Boring writing doesn't use the senses. If your writing assignment is to report on the local parade and you fail to mention the shrieking kids, dripping chocolate ice cream cones, and rat-tat-tatting from the marching band's snare drum, then you've failed. You need to make whatever you're writing about come alive to your reader. If they weren't there, put them on that street with the parade. You'll be a better writer for it!

9. Give People Goosebumps

Good writing will make people feel something. Tie something concrete – relatable –to the existential. Instead of talking about justice as a vague idea, tie the word, "judgment," to the sound the gavel makes as it hits the judge's desk. Tie the word, "sadness," to a young mother lying on her husband's freshly dug grave. Tie the word, "joy" to a dog careening around the yard when it sees its owner after two long years at war. Make your readers cry or laugh out loud at the coffee shop. Ticked off. Make them feel and they'll wanna come back for more.

10. Write Creatively When You're Sleepy

Sometimes, the inspiration bug bites when you're all strung-out from being up too late. Your mind opens up a bit when you're tired, so you're more likely to shut down the "robot-I-am-in-control" portion of your brain and listen to the whisper of the muses. Give it a whirl the next time you're struggling to get out of the gate on your take-home essay.

11. Edit When You're Fully Rested

Sometimes those late-night muses steer your writing vessel directly into a rocky shoreline, so don't make the mistake of calling your work done at 3:00 AM. Heck, no. Make time the next day, after a long, satisfying rest, to edit all of those ramblings and misspelled words.

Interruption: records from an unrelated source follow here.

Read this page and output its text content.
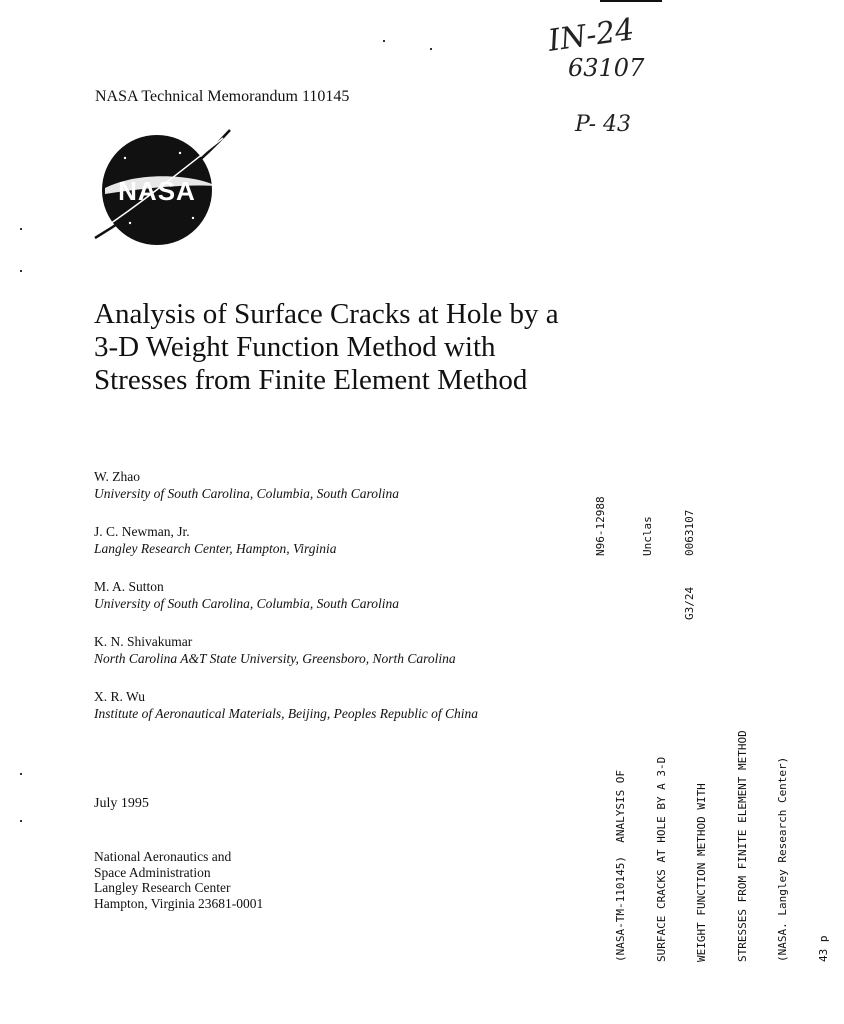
IN-24
63107
P- 43
NASA Technical Memorandum 110145
NASA
Analysis of Surface Cracks at Hole by a
3-D Weight Function Method with
Stresses from Finite Element Method
W. Zhao
University of South Carolina, Columbia, South Carolina
J. C. Newman, Jr.
Langley Research Center, Hampton, Virginia
M. A. Sutton
University of South Carolina, Columbia, South Carolina
K. N. Shivakumar
North Carolina A&T State University, Greensboro, North Carolina
X. R. Wu
Institute of Aeronautical Materials, Beijing, Peoples Republic of China
July 1995
National Aeronautics and
Space Administration
Langley Research Center
Hampton, Virginia 23681-0001
N96-12988	Unclas
G3/24
0063107

(NASA-TM-110145)  ANALYSIS OF

	SURFACE CRACKS AT HOLE BY A 3-D

	WEIGHT FUNCTION METHOD WITH

	STRESSES FROM FINITE ELEMENT METHOD

	(NASA. Langley Research Center)

	43 p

12. Enter Writing Contests

Not everyone is brave enough to enter a writing contest, and that's just silly. If you want to become a better writer, find some free writing contests for teenagers online and submit everything you wouldn't be embarrassed to see plastered all over the Internet. Often, contests come with editing or feedback, which can really help you improve. Give it a shot.

13. Dive Into Nonfiction

Not all good writers write poetry, plays, scripts, and novels. Many of the most successful writers out there stick to nonfiction. They write memoirs, magazine articles, newspaper articles, blogs, personal essays, biographies, and advertisements. Give nonfiction a shot. Try describing the last five minutes of your day with startling clarity. Take the latest news report and write a two-paragraph description of the events as if you were there. Find the coolest person you know and write your next essay about his or her childhood. Write a two-word ad for the best pair of shoes in your closet. Try it – most of the good writers do!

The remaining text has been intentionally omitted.